Without autosigning, it would be apparent that bob was trying to get alice’s configuration – as the puppet cert process lists the full fqdn/CN presented. With autosign turned on, bob silently retrieves alice’s configuration.

Depending on your environment, this may not present a significant risk. It essentially boils down to the question ‘Do I trust everything that can connect to my puppet master?’.

If you do still choose to have a permanent, or semi-permanent, permissive autosign.conf, please consider doing the following:

– Firewall your puppet master – restrict port tcp/8140 to only networks that you trust.

– Create puppet masters for each ‘trust zone’, and only include the trusted nodes in that Puppet masters manifest.

– Never use a full wildcard such as *.

Puppet Master Interview Questions

25. What happens if I am on Puppet 2.6x or earlier?

Nothing changes for you. Puppet 2.6.x remains licensed as GPLv2. The license change is not retroactive.

26. Does this change affect all the components of Puppet?

As part of this change, we’re also changing the license of the Facter system inventory tool to Apache. This change will take effect with Facter version 1.6.0, and earlier versions of Facter will remain licensed under the GPLv2 license. This change will bring the licensing of Puppet’s two key components into alignment.

Our other major product, MCollective, is already licensed under the Apache 2.0 license.

27. What does this mean if I or my company have or want to contribute code to Puppet?

As part of this license change, Puppet Labs has approached every existing contributor to the project and asked them to sign a Contributor License Agreement or CLA.

Signing this CLA for yourself or your company provides both you and Puppet Labs with additional legal protections, and confirms:

1. That you own and are entitled to the code you are contributing to Puppet

2. That you are willing to have it used in distributions

This gives assurance that the origins and ownership of the code cannot be disputed in the event of any legal challenge.

28. What if I haven’t signed a CLA?

If you haven’t signed a CLA, then we can’t yet accept your code contribution into Puppet or Facter. Signing a CLA is very easy: simply log into your GitHub account and go to our CLA page to sign the agreement.

We’ve worked hard to try find to everyone who has contributed code to Puppet, but if you have questions or concerns about a previous contribution you’ve made to Puppet and you don’t believed you’ve signed a CLA, please sign a CLA or contact us for further information.

29. Does signing a CLA change who owns Puppet?

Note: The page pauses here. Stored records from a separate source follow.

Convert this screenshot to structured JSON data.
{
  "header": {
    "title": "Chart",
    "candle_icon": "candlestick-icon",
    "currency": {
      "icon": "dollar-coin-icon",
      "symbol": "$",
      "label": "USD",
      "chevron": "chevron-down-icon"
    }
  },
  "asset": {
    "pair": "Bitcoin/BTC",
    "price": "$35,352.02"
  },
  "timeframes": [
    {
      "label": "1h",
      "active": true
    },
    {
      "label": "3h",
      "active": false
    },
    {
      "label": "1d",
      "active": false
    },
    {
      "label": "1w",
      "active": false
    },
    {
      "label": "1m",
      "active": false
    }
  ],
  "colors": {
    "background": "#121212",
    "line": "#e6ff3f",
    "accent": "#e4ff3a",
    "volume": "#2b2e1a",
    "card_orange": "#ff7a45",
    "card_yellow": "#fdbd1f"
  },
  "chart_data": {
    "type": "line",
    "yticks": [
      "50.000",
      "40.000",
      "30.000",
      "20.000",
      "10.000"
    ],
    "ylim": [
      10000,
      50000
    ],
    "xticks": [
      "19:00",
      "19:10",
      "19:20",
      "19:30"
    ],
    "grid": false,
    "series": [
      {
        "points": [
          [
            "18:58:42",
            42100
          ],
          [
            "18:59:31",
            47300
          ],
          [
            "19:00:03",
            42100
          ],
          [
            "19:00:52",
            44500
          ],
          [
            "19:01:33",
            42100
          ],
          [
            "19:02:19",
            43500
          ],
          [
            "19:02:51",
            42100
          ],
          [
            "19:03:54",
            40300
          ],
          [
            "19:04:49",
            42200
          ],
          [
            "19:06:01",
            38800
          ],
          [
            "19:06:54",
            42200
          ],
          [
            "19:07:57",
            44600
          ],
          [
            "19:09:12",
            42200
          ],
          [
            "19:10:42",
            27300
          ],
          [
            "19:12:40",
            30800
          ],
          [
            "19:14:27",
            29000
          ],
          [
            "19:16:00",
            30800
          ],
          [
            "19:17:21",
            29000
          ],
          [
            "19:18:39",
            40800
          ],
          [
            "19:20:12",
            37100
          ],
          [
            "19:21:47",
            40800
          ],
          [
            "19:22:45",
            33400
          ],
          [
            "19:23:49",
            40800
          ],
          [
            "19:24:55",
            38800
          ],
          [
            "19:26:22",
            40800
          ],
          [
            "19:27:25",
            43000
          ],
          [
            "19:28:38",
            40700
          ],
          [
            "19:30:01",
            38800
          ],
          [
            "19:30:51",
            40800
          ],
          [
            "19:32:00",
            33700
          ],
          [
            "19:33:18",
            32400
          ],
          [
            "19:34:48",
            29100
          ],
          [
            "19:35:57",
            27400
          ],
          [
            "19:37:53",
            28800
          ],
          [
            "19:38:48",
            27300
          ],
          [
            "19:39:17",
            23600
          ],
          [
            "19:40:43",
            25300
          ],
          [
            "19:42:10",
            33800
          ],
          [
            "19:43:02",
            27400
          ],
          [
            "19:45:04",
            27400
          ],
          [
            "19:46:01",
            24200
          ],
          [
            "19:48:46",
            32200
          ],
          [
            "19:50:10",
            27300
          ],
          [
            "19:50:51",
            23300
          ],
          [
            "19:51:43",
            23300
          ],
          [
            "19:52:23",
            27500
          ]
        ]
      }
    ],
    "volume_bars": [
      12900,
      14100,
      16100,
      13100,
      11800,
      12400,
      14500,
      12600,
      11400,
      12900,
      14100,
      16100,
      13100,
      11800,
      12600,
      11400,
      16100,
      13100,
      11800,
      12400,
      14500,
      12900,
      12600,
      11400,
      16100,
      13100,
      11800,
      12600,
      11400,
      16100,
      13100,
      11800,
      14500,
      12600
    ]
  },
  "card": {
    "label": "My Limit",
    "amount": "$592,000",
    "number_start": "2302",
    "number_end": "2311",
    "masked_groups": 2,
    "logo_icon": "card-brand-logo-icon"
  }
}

The change in license and the requirement for a CLA doesn’t change who owns the code. This is a pure license agreement and NOT a Copyright assignment. If you sign a CLA, you maintain full copyright to your own code and are merely providing a license to Puppet Labs to use your code.

All other code remains the copyright of Puppet Labs.

30. Which versions of Ruby does Puppet support?

Puppet requires an MRI Ruby interpreter. Certain versions of Ruby are tested more thoroughly with Puppet than others, and some versions are not tested at all. Run ruby –version to check the version of Ruby on your system.

Starting with Puppet 4, puppet-agent packages do not rely on the OS’s Ruby version, as it bundles its own Ruby environment. You can install puppet-agent alongside any version of Ruby or on systems without Ruby installed. Likewise Puppet Enterprise does not rely on the OS’s Ruby version, as it bundles its own Ruby environment. You can install PE alongside any version of Ruby or on systems without Ruby installed.  The Windows installers provided by Puppet Labs don’t rely on the OS’s Ruby version, and can be installed alongside any version of Ruby or on systems without Ruby installed.